A Snail's Pace of Vote Counting
Delay in declaring election results clouds the credibility of the election process. The embarrassingly anemic ballot tabulation pace in some hotly contested seats left many races undecided beyond the third week after the elections.
Multi-day voting, mail-in ballots, same-day voter registration, etc., registration without ID, etc., complicate the tabulation of votes. Some Democrat-ruled states made the one-off unprecedented emergency covid election measures from 2020 permanent. In California, mail-in ballots postmarked by election day are valid even if they arrive a week later. Nevada similarly counts its votes. Alaska, on the other hand, has a ranked-choice voting system. All this adds to the confusion, at the very least.
Arizona law requires mail ballots marked by 7 PM on election day to be counted. But Maricopa county received 290,000 mail ballots. By law, no one can retrieve these ballots before the polls close and until all voters have left the vote center location. "After that, the ballots go through imaging and signature verification. According to the Wall Street Journal Editorial Board, "Any signatures that are flagged can be fixed by the voter (or "cured," in elections lingo) until November 16, this coming Wednesday."
By contrast, Florida, a large-population Republican state, counted all 7 million votes within hours of the election closing.
Political Re-alignments
Minority and College-educated (4-year college degree) voters have been the backbone of the Democrat Party's electoral success in the recent past. However, Democrat's further leftward shift in recent years may have ended that streak. In the 2022 Midterms, the GOP increased its vote share among minority and college-educated voters to a level not seen in other recent elections.
Continuing with the trend started by former President Donal Trump, the GOP increased its vote share in most demographic categories. Compared to just four years ago, in 2018, Hispanic and Asian support for the GOP jumped 10 and 17 points, respectively, according to exit polls. While the blacks voted overwhelmingly in favor of the Democrats, "their vote share dropped 4 points since 2018," according to Politico. 14% of Black voters favored the GOP in 2022, compared to just 8% in 2020 and 2018.
A Wall Street Journal survey of nearly 115,000 registered voters revealed that more white women with a college degree supported the GOP in the 2022 Midterms than in the 2018 midterm and 2020 elections. Their votes had gone to the Democrats by 19 points in the last midterms and 21 points in the 2020 presidential election. That preference shrunk to a mere 6 points this year. An outright majority of white suburban women preferred the GOP over the Democrats by six percentage points.

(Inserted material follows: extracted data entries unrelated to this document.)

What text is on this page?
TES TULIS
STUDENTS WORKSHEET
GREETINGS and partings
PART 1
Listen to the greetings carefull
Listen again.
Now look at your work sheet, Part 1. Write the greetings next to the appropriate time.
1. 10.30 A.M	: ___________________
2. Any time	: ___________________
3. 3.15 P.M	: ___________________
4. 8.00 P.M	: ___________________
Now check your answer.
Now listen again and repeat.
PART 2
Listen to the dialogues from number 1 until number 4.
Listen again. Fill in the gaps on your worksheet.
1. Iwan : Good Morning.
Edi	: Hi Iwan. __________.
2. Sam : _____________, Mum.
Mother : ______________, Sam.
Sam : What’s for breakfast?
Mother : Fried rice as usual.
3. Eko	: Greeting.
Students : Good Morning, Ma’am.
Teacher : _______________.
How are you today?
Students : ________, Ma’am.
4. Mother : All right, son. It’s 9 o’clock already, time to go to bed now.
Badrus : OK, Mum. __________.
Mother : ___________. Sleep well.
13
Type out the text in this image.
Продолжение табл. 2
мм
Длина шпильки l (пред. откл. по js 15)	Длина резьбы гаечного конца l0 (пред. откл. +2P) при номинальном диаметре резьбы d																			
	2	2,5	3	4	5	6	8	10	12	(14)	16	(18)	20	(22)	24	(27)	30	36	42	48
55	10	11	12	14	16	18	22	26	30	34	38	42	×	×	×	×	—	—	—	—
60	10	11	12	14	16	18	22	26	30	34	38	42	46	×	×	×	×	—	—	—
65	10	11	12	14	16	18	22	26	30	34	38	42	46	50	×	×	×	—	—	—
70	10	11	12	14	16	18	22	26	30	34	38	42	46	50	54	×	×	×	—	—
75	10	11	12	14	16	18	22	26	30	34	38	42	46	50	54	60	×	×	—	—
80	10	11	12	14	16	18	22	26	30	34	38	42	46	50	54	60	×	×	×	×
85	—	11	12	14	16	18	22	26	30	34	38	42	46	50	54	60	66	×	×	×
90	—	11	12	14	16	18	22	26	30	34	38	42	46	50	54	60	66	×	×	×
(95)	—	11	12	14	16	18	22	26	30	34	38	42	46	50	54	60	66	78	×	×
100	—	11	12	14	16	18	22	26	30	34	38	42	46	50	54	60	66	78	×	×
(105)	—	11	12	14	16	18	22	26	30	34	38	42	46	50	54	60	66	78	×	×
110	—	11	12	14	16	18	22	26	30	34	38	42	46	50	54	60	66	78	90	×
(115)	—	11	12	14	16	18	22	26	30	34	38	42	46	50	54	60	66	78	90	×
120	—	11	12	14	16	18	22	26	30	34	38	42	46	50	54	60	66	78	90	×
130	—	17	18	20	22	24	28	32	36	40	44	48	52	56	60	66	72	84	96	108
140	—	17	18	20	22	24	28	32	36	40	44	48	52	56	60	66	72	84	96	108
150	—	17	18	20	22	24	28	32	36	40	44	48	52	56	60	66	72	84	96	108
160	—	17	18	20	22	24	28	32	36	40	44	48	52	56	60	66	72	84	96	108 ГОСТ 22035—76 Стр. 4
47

After decades of being considered a loyal Democrat vote bank, Indian Americans, especially Hindu Americans, have started to seek new political allies. Events of the last few months - especially several Democrat lawmakers' support for anti-CAA and anti-Farm bill protests in India and the Teaneck (N.J.) Democrat's resolution comparing many US-based Hindu organizations to foreign hate groups - has given rise to a new Hindu political activism in the U.S. that may pave the way for a new political realignment.

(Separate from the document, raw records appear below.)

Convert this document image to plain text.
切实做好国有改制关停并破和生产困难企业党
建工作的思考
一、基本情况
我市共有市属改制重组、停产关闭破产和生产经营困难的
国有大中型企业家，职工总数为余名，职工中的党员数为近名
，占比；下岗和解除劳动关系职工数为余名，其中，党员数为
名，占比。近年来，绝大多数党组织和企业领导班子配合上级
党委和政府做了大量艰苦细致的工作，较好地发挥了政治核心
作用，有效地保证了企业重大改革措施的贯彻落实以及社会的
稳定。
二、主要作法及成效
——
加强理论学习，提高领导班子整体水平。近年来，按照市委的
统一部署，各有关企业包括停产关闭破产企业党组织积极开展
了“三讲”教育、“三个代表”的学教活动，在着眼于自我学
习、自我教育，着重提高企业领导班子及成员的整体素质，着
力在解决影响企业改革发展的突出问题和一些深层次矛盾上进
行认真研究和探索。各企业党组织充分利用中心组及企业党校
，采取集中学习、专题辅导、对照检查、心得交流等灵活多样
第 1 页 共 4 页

As we analyze the outcome of the 2022 Midterm election, it is clear that the remaining two years of the Biden presidency will be a lame-duck for all practical purposes. The President's agenda would likely be sharply curtailed without GOP support, a support that will be much harder to come by with a GOP-majority legislative body. With Nancy Pelosi not seeking the leadership of the Democrats in the House and Mr. Biden's presidential run in 2024 in doubt, we can not overrule a churn in the Democrat Party leadership.